L’histoire de la photographie selon Eugène Atget
par Olivier Lugon

À partir de là, l’autorité d’Atget ne s’estompera plus guère. L’intérêt pour lui va néanmoins reprendre de plus belle au début des années 1960, période où s’entame sa canonisation véritable et sa métamorphose définitive en artiste.
Plusieurs facteurs peuvent expliquer ce regain d’intérêt. Ce sont d’abord les efforts redoublés entrepris par Abbott. Son fonds sert de base à d’autres publications que les siennes, comme un beau numéro de la revue suisse allemande Camera en 1962 ou A Vision of Paris. The Photographs of Eugène Atget, the Words of Marcel Proust d’Arthur D. Trottenberg en 1963. Cet ouvrage reflète un phénomène nouveau : l’intérêt des milieux universitaires et en particulier des spécialistes de littérature pour le photographe, qui confèrent une qualité inédite à sa réception en l’inscrivant dans un tissu de références appartenant aux plus grandes œuvres de la pensée occidentale. Ainsi, Trottenberg, professeur à l’université d’Harvard, ne prétend pas illustrer Proust par quelques vues atmosphériques du Paris de l’époque, mais confronter deux artistes d’une égale stature, ayant produit une « œuvre pour chacun d’eux immense en son dessein et de signification infiniment complexe. » John Fraser, lui aussi spécialiste de littérature, fera de même, cinq ans plus tard en convoquant non seulement Baudelaire ou Balzac mais aussi Van Gogh, Cézanne ou Chardin.

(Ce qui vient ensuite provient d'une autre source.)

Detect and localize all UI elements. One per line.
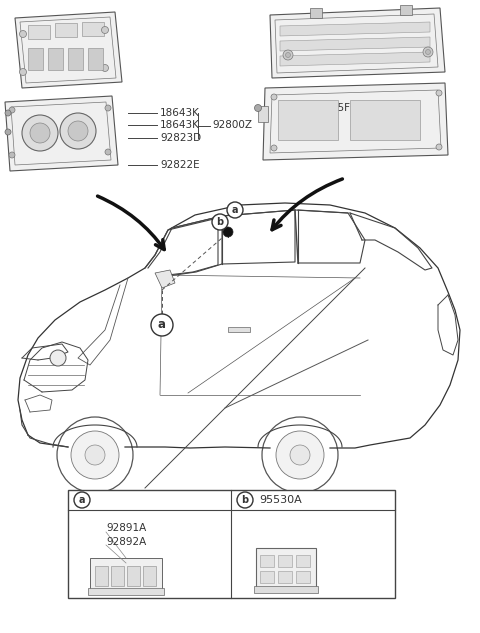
Polygon shape xyxy=(280,37,430,51)
Circle shape xyxy=(271,145,277,151)
Text: 92891A: 92891A xyxy=(106,523,146,533)
Bar xyxy=(68,490,395,598)
Text: 92800Z: 92800Z xyxy=(212,120,252,130)
Text: 92823D: 92823D xyxy=(160,133,201,143)
Circle shape xyxy=(101,27,108,34)
Circle shape xyxy=(286,53,290,58)
Polygon shape xyxy=(15,12,122,88)
Bar xyxy=(111,566,124,586)
Circle shape xyxy=(436,144,442,150)
Bar xyxy=(143,566,156,586)
Bar xyxy=(296,555,310,567)
Bar xyxy=(296,571,310,583)
Circle shape xyxy=(212,214,228,230)
Text: a: a xyxy=(158,318,166,332)
Circle shape xyxy=(290,445,310,465)
Circle shape xyxy=(101,65,108,72)
Circle shape xyxy=(423,47,433,57)
Bar xyxy=(95,566,108,586)
Circle shape xyxy=(50,350,66,366)
Bar xyxy=(400,5,412,15)
Text: 18643K: 18643K xyxy=(160,120,200,130)
Circle shape xyxy=(20,68,26,75)
Circle shape xyxy=(5,129,11,135)
Bar xyxy=(260,555,274,567)
Bar xyxy=(254,586,318,593)
Text: a: a xyxy=(232,205,238,215)
Text: 92892A: 92892A xyxy=(106,537,146,547)
Bar xyxy=(88,48,103,70)
Bar xyxy=(48,48,63,70)
Circle shape xyxy=(262,417,338,493)
Polygon shape xyxy=(155,270,175,288)
Circle shape xyxy=(9,107,15,113)
Circle shape xyxy=(30,123,50,143)
Text: 18645F: 18645F xyxy=(312,103,351,113)
Bar xyxy=(68,48,83,70)
Bar xyxy=(82,22,104,36)
Polygon shape xyxy=(263,83,448,160)
Bar xyxy=(350,100,420,140)
Polygon shape xyxy=(280,52,430,66)
Bar xyxy=(55,23,77,37)
Bar xyxy=(88,588,164,595)
Bar xyxy=(256,548,316,588)
Circle shape xyxy=(227,202,243,218)
Text: 18643K: 18643K xyxy=(160,108,200,118)
Bar xyxy=(278,555,292,567)
Bar xyxy=(278,571,292,583)
Circle shape xyxy=(9,152,15,158)
Bar xyxy=(260,571,274,583)
Circle shape xyxy=(74,492,90,508)
Circle shape xyxy=(276,431,324,479)
Polygon shape xyxy=(280,22,430,36)
Circle shape xyxy=(71,431,119,479)
Text: a: a xyxy=(79,495,85,505)
Bar xyxy=(310,8,322,18)
Circle shape xyxy=(151,314,173,336)
Circle shape xyxy=(105,105,111,111)
Circle shape xyxy=(105,149,111,155)
Text: 92800A: 92800A xyxy=(367,103,407,113)
Bar xyxy=(127,566,140,586)
Text: 95530A: 95530A xyxy=(259,495,302,505)
Circle shape xyxy=(22,115,58,151)
Circle shape xyxy=(85,445,105,465)
Circle shape xyxy=(223,227,233,237)
Bar xyxy=(90,558,162,590)
Bar xyxy=(258,106,268,122)
Bar xyxy=(228,327,250,332)
Circle shape xyxy=(68,121,88,141)
Bar xyxy=(278,100,338,140)
Circle shape xyxy=(271,94,277,100)
Text: b: b xyxy=(216,217,224,227)
Text: b: b xyxy=(241,495,249,505)
Circle shape xyxy=(283,50,293,60)
Circle shape xyxy=(425,49,431,54)
Circle shape xyxy=(436,90,442,96)
Polygon shape xyxy=(270,8,445,78)
Bar xyxy=(28,48,43,70)
Text: 92822E: 92822E xyxy=(160,160,200,170)
Circle shape xyxy=(254,104,262,111)
Bar xyxy=(28,25,50,39)
Circle shape xyxy=(20,30,26,37)
Circle shape xyxy=(5,110,11,116)
Polygon shape xyxy=(5,96,118,171)
Circle shape xyxy=(60,113,96,149)
Circle shape xyxy=(57,417,133,493)
Circle shape xyxy=(237,492,253,508)
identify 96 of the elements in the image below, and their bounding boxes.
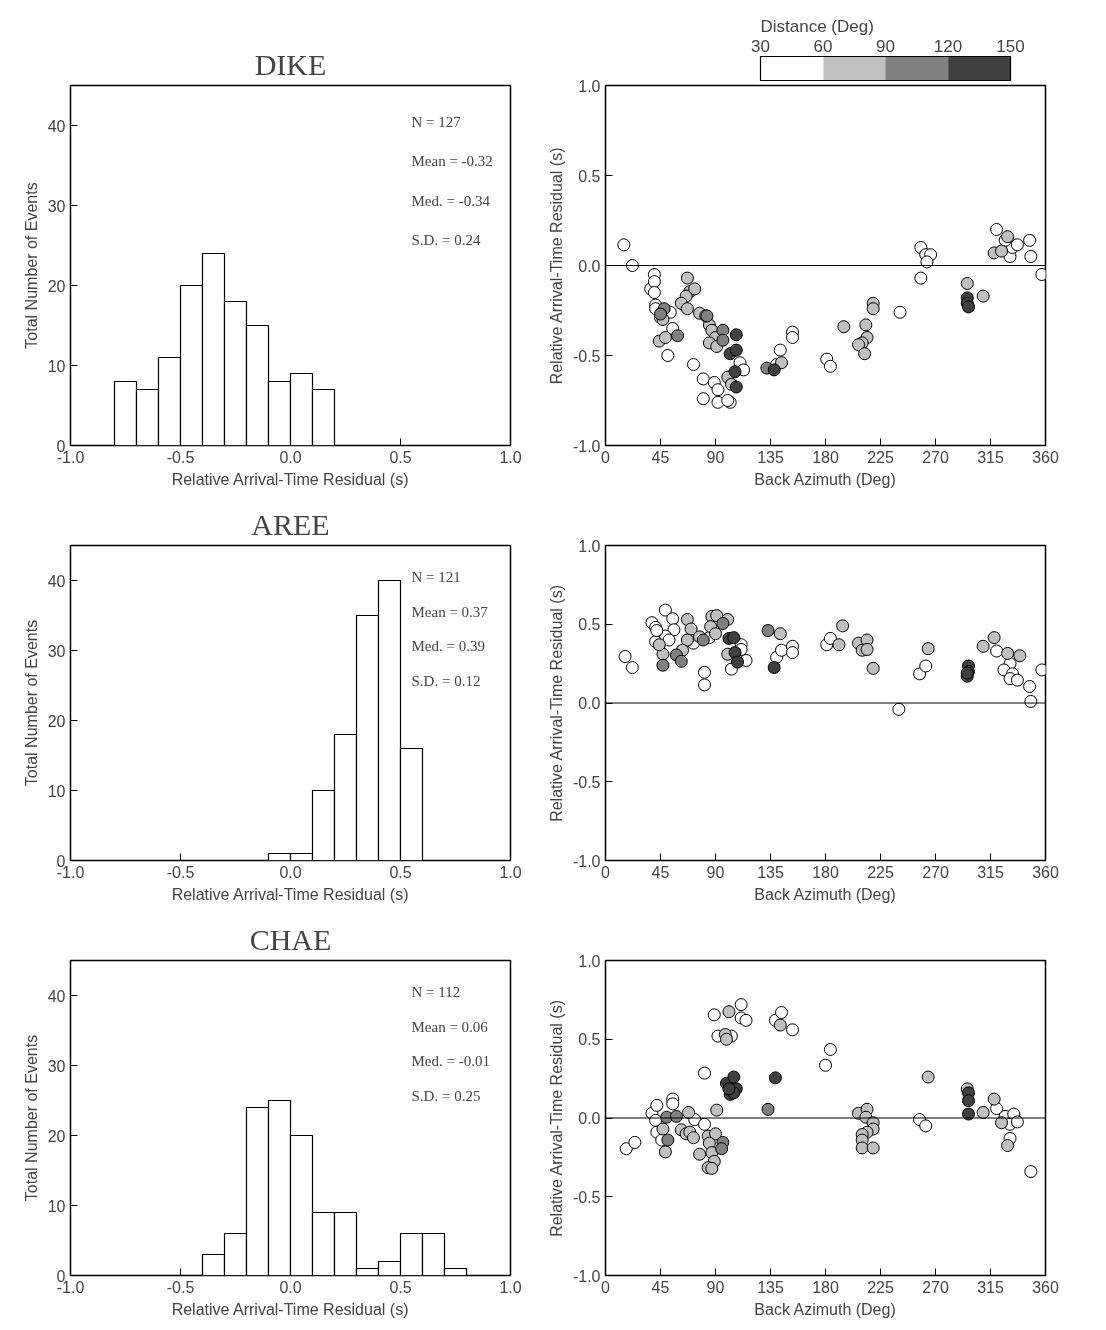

Cet intérêt des littéraires semble réveiller celui des critiques et historiens de l’art, dont Clement Greenberg, qui fait de lui l’incarnation du « Photographe Complet », et surtout John Szarkowski, directeur depuis 1962 de la plus influente des institutions spécialisées, le département de la photographie du MoMA. Après des années cinquante dominées par le photojournalisme humaniste et par les expérimentations abstraites, il y remet en avant une esthétique documentaire définie par sa qualité descriptive, sa réserve expressive, et le renoncement à toute afféterie formelle, mais selon un point de vue paradoxalement formaliste. A ses yeux en effet, la force de telles images ne serait pas tant d’apporter un quelconque savoir sur le monde que d’offrir des démonstrations d’esthétique photographique « pure » – des images qui, quel que soit leur fonction et leur sujet, ne parleraient jamais que de photographie. Si le maître à penser de cet art documentaire est sans conteste Walker Evans, il s’incarne encore mieux, selon Szarkowski, dans des travaux plus proches de la photographie vernaculaire et d’un usage innocent du médium. Il considère en effet que les traits spécifiques de l’esthétique photographique n’auraient pas été façonnés en priorité par les auteurs soucieux d’expression personnelle mais par les candides inspirés, les anonymes et les amateurs désireux seulement de décrire correctement ce qui compte pour eux. Pour incarner cette nouvelle catégorie d’artistes innocents, Szarkowski « invente » Jacques-Henri Lartigue ou Ernest James Bellocq, mais surtout confère désormais une place royale à Atget, qui permet d’ancrer ce culte du regard innocent dans une figure d’auteur ayant déjà produit son effet sur la « grande » histoire de la photographie. Le MoMA acquiert le fonds Abbott-Levy en 1968, lui consacre une première rétrospective en 1969, avant de se lancer, pendant une quinzaine d’années, dans une entreprise de valorisation sans précédents pour un photographe de la part d’un musée d’art.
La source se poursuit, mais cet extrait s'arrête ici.